Gerechtshof Arnhem, 04-02-2009, BH2873, 08-00016
Gerechtshof Arnhem, 04-02-2009, BH2873, 08-00016
Gegevens
- Instantie
- Gerechtshof Arnhem
- Datum uitspraak
- 4 februari 2009
- Datum publicatie
- 13 februari 2009
- ECLI
- ECLI:NL:GHARN:2009:BH2873
- Zaaknummer
- 08-00016
Inhoudsindicatie
Boete.
Geen AVAS nu betalingsopdracht één dag voor het verstrijken van de betalingstermijn is verstrekt.
Uitspraak
uitspraak
GERECHTSHOF ARNHEM
Sector belasting
nummer 08/00016
Uitspraakdatum: 4 februari 2009
Uitspraak van de eerste meervoudige belastingkamer
op het hoger beroep van
Maatschap X en Y (ook bekend als Y/X Groep) te Z (hierna: belanghebbende)
tegen de uitspraak van de rechtbank Arnhem (hierna: de Rechtbank) van 28 november 2007, nummer AWB 07/2226, in het geding tussen belanghebbende
en
de inspecteur van de Belastingdienst/P (hierna: de Inspecteur)
1. Ontstaan en loop van het geding
1.1. Aan belanghebbende is bij beschikking een verzuimboete opgelegd van € 195 wegens het niet tijdig betalen van de op aangifte verschuldigde omzetbelasting over de maand januari 2007.
1.2. De Inspecteur heeft, na tijdig daartegen gemaakt bezwaar, bij zijn uitspraak op bezwaar van 11 april 2007 de verzuimboete gehandhaafd. De uitspraak van 11 april 2007 is gevolgd door een tweede uitspraak op bezwaar van 20 april 2007 van gelijke strekking.
1.3. Belanghebbende heeft beroep ingesteld bij de Rechtbank. Zij is ten onrechte uitgegaan van 20 april 2007 als datum waarop de Inspecteur uitspraak op bezwaar heeft gedaan.
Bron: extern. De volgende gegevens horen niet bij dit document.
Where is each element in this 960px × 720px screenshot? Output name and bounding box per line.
Het beroepschrift is echter, ook indien wordt uitgegaan van de uitspraak op bezwaar van 11 april 2007, tijdig ingediend. De ontvankelijkheid van het beroep wordt door de Inspecteur derhalve terecht niet bestreden.
1.4. De Rechtbank heeft bij uitspraak van 28 november 2007, nummer AWB 07/2226, het beroep ongegrond verklaard.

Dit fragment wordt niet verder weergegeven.